Gessica Franco Carlevero – Krapp’s last post – 26 luglio 2009

SDOPPIAMENTO NELLA PIÈCE DELLA CORTESE ALL’ACQUARIO
“Lo sdoppiamento. Così si apre “Sport. Una pièce” messo in scena sabato sera al Teatro dell’Acquario. […] La proiezione del testo in tedesco, tradotto dallo stesso personaggio che interagisce con il suo alter ego che sembra ritornare dal passato da un supporto estremamente contemporaneo, il video. […] Una stanza piccola e che richiama un rapporto confusionario con lo sport, rappresentato dai miti attuali incorniciati, David Beckham, Ronaldo, Luis Figo ma anche Madonna, destinati a cedere non solo dal muro. L’introspezione della madre/Elettra è un dialogo cinico, ironico e amaro con un figlio atleta. […] Una critica alla società dei media, che crea falsi miti, che nel loro ruolo privato non riescono a liberarsi dell’immagine pubblica troppo incombente. […] Un dialogo con un figlio morto, tra i giochi di tono della voce della Cortese, che alterna la severità dell’ammonimento di una madre che rimprovera sì il figlio ma in generale la società, a momenti di interazione ironica e rassegnata con la stessa società, assoggettata al potere dei media. […] Si esibisce il linguaggio non solo come mezzo d’espressione di costellazioni psicologiche ma come secondo attore di una pièce in cui non manca una musica più che attuale ed una chiusura stroboscopica da disco.”

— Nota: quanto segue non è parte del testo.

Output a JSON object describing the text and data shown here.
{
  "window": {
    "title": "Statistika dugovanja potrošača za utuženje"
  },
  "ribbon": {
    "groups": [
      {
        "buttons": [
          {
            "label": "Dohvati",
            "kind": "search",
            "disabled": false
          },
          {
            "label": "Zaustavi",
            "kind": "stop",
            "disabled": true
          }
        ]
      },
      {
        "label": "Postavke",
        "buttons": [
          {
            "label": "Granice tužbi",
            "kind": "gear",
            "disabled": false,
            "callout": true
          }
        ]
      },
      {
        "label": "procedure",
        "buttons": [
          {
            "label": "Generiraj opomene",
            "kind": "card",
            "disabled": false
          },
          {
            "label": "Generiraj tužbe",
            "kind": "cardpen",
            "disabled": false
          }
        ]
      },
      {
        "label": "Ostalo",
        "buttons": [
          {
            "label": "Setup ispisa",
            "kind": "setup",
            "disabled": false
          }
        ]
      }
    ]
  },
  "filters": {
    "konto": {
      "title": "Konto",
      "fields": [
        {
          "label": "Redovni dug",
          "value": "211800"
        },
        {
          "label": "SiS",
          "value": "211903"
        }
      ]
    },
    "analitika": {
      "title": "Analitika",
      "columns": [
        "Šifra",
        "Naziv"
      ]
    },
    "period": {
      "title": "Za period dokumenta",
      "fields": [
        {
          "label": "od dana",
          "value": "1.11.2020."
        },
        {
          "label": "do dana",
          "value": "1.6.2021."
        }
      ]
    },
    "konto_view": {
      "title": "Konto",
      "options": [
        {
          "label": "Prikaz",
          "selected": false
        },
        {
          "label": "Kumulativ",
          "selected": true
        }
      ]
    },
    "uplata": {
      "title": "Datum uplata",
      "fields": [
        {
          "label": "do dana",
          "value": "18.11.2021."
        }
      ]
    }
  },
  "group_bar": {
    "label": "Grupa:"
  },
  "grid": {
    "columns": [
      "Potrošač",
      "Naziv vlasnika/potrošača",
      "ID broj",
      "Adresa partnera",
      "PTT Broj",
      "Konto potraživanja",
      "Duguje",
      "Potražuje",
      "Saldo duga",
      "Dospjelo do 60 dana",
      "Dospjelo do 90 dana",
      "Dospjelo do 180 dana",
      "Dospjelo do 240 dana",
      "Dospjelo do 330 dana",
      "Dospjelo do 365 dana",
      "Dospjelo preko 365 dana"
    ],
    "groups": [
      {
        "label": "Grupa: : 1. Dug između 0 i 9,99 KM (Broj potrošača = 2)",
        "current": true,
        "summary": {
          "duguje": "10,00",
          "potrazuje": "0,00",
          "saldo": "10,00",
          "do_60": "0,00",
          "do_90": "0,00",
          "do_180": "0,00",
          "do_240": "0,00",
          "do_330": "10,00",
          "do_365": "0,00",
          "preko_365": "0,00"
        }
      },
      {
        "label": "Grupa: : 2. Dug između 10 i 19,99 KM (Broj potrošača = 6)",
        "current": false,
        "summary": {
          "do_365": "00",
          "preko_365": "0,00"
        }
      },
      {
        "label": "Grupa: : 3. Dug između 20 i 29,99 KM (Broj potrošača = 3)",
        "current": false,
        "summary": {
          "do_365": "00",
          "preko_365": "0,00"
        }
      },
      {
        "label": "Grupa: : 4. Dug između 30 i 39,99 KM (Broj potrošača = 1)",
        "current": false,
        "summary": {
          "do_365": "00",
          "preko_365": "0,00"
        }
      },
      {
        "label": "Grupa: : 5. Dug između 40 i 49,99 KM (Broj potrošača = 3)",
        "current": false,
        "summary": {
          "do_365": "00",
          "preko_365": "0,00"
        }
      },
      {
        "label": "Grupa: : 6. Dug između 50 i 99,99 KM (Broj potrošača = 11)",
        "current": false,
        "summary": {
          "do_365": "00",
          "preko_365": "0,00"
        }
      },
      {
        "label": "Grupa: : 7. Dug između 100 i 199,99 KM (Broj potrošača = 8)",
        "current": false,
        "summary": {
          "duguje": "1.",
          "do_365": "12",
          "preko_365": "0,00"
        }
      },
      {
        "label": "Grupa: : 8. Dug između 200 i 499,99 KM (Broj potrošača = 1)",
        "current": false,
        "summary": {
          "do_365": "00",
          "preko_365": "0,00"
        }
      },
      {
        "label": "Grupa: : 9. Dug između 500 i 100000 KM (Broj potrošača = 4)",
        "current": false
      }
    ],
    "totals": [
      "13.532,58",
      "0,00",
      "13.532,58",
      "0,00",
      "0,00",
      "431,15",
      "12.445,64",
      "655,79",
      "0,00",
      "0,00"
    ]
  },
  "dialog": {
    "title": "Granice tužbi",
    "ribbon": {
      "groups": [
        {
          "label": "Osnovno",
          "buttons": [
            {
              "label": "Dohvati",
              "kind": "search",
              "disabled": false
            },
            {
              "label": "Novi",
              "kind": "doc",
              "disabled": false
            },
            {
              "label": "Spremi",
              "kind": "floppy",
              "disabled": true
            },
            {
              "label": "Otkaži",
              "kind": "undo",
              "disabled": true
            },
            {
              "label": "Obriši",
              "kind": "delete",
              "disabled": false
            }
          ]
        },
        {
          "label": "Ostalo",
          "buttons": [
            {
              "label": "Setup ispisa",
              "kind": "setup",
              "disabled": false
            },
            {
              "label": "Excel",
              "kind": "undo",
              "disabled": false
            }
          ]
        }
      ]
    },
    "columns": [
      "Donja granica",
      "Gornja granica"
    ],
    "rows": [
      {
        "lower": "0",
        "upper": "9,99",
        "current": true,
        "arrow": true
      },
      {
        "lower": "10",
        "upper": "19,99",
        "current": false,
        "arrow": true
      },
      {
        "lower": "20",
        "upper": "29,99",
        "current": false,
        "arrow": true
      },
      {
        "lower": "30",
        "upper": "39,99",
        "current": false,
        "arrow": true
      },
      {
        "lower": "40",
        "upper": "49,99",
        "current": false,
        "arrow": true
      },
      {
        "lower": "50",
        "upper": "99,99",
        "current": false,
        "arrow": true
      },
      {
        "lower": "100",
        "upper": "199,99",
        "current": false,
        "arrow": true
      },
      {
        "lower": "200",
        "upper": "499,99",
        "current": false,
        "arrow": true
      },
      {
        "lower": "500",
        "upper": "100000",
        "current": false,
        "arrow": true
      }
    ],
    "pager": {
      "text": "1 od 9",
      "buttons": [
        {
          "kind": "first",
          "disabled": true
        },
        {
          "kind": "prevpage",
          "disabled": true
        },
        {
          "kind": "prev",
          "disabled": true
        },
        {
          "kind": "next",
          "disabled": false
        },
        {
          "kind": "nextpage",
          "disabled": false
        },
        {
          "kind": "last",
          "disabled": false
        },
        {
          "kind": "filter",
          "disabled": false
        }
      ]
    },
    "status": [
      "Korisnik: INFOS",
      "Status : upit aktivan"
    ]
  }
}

Maura Zinna – “Il Quotidiano della Calabria” – 19 gennaio 2009

LA JELINEK INCANTA COSENZA
L’austriaca mette in scena la guerra tra i sessi
Una guerra tra i sessi, soprattutto tra madre e figlia, padre e figlio, che permea anche l’ultima messa in scena, e che di certo ha molto di psicologico e psicanalitico rintracciabile già nelle antiche tragedie greche. […] Dopo “La Regina degli Elfi”, il regista Lorenzo Fontana torna ad affrontare il teatro della Jelinek. […] Una sola interprete: una straordinaria Roberta Cortese. Come alter ego della Jelinek, Roberta Cortese è andata a catturare subito l’attenzione su di sé, muovendosi, vestendosi e svestendosi lentamente, tra la spoglia scenografia fatta di icone dello sport e vip appesi sulle nude pareti, due sedie, uno specchio, un comodino armadio, arredato di lumino e una lampada porta parrucche. Come nei tre atti canonici di una rivisitazione in chiave contemporanea di un’antica tragedia greca, Roberta Cortese è andata a farsi corifea di se stessa, traine d’union tra il pubblico e la controversa e malata psicologia del suo personaggio: un’eroina contemporanea a metà tra Giocasta, Elettra e Medea, sullo sfondo dell’attuale guerra, rappresentata metaforicamente e combattuta su piste da sci, campi di calcio, e tutti gli avvenimenti sportivi che suscitano un certo interesse sulle masse. Eroi atleti sono i nuovi grandi guerrieri, vincitori che non portano più a casa regni, ma che lottano unicamente per essere incoronati da marchi sportivi griffati, e modelli di grido all’ultima moda, mentre una madre li aspetta a casa per possederli anche sessualmente. […] Il tutto nelle atmosfere create dal disegno delle luci di Luigi Chiarella viene raccontato con grande ironia, grande cinismo, fino ad arrivare a momenti di grande divertissement.